Criança da Cidade de Deus chama atenção por sua beleza e viraliza
Morador da Cidade de Deus, no Rio, Davi tem feito sucesso na internet após conhecer a ONG Nóiz, que realiza trabalhos sociais na comunidade, e participar de um ensaio do fotógrafo Wallace Lima. Menino perdeu o pai, vítima de assassinato, quando tinha apenas três anos
Davi Gonçalves da Rocha Brito tem apenas 11 anos, mas já enfrentou muitos desafios em sua vida. Quando tinha apenas três anos, seu pai foi assassinado e o resto da família precisou se mudar, como forma de fugir da brutalidade de um território dominado pela milícia, deixando para trás um apartamento do programa Minha Casa Minha Vida.
Morador da Cidade de Deus, na Zona Oeste do Rio de Janeiro, o jovem Davi cativou as redes sociais mirando as lentes do fotógrafo Wallace Lima. Seus retratos abriram um horizonte inimaginável e o garoto foi convidado para ser modelo de uma conhecida grife de roupas infantis. Deve concretizar esta semana seu primeiro contrato profissional com uma agência de modelos.
Brincando pelas vielas da Cidade de Deus, Davi e os irmãos passaram pela porta da ONG Nóiz, que realiza trabalhos sociais na comunidade. Ele ouviu a música que vinha lá de dentro e, curioso, esticou os olhos pela fresta do portão, chamando a atenção de André Melo, presidente da instituição.
“Vi aqueles olhinhos pelo buraco e corri para abrir a porta. Estávamos fazendo uma confraternização e convidei os três para entrar. De imediato, saquei o celular e pedi a ele para tirar uma foto”, conta André.
Na conversa com o menino, o dirigente da ONG admirou-se com a expressão de encanto da criança, diante da festa e das atividades que estavam acontecendo. Por um instante, no entanto, ele se distraiu e Davi foi embora, com os irmãos, sem deixar nenhum contato.
“Eu peguei a foto dele e saí pela comunidade perguntando se alguém conhecia. Andei para lá e para cá, até que me disseram onde ele morava no Outeiro, e achei o Davi de novo”.
Após o reencontro, entrou em cena o fotógrafo Wallace Lima, que, com seu olhar treinado, propôs fazer um ensaio com o garoto. A produção, garantida pelo empréstimo de roupas em um brechó, resultou nas fotos que Lima publicou no Instagram. Enfeitadas por aquele olhar que, através de uma fresta, havia chamado a atenção de André Melo, as imagens viralizaram.
“Eu pensei: que beleza exótica, que olhar triste, mas lindo. No estúdio, improvisei um cenário. Sabia que teria visibilidade, mas não imaginei repercussão como esta. Acho que ninguém esperava”, afirmou o fotógrafo.

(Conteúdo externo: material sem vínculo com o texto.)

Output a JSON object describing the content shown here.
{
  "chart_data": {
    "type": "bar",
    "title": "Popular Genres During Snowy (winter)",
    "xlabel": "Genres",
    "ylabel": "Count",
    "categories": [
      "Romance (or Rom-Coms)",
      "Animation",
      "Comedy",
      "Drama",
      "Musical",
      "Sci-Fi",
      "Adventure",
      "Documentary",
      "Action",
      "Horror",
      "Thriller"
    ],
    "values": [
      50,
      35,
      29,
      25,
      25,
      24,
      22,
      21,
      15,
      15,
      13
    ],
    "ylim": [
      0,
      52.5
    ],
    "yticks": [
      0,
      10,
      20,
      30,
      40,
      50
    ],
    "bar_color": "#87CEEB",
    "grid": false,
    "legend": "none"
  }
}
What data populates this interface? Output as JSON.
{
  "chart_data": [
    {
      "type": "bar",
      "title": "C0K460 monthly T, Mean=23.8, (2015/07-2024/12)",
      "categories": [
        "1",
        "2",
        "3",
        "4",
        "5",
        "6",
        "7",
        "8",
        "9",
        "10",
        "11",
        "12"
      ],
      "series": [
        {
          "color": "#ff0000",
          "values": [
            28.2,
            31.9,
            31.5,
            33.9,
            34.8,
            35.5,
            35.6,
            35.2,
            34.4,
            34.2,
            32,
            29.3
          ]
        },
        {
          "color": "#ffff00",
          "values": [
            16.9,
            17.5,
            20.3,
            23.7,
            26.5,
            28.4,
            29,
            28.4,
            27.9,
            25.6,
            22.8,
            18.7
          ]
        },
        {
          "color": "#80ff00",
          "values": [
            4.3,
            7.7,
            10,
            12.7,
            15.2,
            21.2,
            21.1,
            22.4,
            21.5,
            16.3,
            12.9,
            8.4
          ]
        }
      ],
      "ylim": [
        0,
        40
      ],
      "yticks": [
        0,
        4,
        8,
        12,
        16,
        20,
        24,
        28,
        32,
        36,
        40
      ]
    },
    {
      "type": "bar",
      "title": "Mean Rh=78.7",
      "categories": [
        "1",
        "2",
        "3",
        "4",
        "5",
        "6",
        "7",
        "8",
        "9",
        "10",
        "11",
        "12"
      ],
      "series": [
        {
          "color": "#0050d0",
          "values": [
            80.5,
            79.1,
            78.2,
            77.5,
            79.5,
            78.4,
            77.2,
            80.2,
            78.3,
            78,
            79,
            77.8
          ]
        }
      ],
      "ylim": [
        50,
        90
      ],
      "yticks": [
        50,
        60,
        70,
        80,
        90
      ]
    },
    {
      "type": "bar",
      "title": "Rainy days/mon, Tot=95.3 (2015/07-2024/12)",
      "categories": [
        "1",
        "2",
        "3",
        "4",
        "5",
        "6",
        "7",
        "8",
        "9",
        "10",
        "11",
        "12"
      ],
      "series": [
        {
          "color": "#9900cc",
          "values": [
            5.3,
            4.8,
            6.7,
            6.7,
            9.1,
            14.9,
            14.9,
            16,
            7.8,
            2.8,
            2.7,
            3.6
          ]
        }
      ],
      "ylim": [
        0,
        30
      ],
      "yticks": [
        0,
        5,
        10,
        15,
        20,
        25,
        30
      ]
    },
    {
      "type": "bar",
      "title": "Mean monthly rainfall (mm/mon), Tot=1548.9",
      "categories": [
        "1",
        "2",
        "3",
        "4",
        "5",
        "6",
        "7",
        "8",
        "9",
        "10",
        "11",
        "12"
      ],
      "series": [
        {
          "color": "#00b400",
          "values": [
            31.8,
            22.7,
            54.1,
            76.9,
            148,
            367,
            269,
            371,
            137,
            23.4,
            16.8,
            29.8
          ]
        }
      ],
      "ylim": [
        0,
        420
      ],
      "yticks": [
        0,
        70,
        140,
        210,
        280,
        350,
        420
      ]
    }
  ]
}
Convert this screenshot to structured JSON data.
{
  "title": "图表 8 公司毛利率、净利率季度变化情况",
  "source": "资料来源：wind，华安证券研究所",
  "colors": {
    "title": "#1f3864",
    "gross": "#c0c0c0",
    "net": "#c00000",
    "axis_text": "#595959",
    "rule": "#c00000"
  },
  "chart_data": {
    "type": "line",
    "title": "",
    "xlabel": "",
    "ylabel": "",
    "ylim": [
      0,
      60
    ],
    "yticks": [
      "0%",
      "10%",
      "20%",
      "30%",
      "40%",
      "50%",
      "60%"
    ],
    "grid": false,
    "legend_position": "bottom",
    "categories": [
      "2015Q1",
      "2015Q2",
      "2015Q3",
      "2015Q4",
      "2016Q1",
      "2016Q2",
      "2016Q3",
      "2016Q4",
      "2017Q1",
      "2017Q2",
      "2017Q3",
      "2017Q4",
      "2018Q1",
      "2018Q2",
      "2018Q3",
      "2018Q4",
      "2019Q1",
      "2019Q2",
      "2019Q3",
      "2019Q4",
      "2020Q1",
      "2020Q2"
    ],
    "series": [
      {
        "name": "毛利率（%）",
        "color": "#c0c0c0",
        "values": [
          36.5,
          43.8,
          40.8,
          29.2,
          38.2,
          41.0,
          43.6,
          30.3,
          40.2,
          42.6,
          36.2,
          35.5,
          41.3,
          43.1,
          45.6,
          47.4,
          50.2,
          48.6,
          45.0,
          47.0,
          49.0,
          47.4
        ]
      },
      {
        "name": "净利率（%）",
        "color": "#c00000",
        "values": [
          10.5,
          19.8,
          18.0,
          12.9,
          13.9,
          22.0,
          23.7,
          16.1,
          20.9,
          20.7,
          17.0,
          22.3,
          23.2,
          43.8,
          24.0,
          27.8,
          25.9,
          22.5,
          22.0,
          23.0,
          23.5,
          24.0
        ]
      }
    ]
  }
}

Muito menos Davi. Como outros de sua geração, o filho do meio de Taiane Gonçalves, de 27 anos (mãe ainda de Monique, 13, e Wallace, 10), gosta mesmo é de jogos de celular, mas também se entretém com livros, embora nas páginas de papel só reconheça as figuras. Apesar de ser aluno do terceiro ano do ensino fundamental da rede municipal de ensino, ele ainda não sabe ler.
De acordo com a família, opinião reforçada por André Melo, da ONG Nóiz, o regime de aprovação automática fez com que o menino fosse passando de ano sem o devido aprendizado.
O cenário piorou ao longo da pandemia de Covid-19. Matriculado na Escola Municipal Augusto Magne, na Cidade de Deus, Davi afastou-se das aulas presenciais a partir do início de 2020, mas não teve como aderir ao ensino remoto. A família, sem posses, não tem computador nem como repor com frequência os créditos no celular.
“Infelizmente, todo dinheiro que a gente consegue é para comida. Alimentação é a prioridade de quem mora na favela. Eu sei que isso afetou muito o aprendizado dele. Por ser novinho, ele não entende, mas espero que, quando cresça, entenda e me perdoe por não ter podido fazer mais”, disse Taiane, a mãe de Davi.
A história de Davi lembra a da afegã Sharbat Gula, órfã desde os 6 anos e que tinha 12 quando foi retratada pelo fotógrafo americano Steve McCurry, em 1985. A imagem correu o mundo. Estampada na capa da revista National Geographic, a “Menina afegã” parecia exprimir, através de belos olhos verdes, toda a dureza de uma rotina vivida ainda na infância.
O sucesso de Davi faz a família ter esperança de uma vida melhor e com condições de investir nos estudos do menino.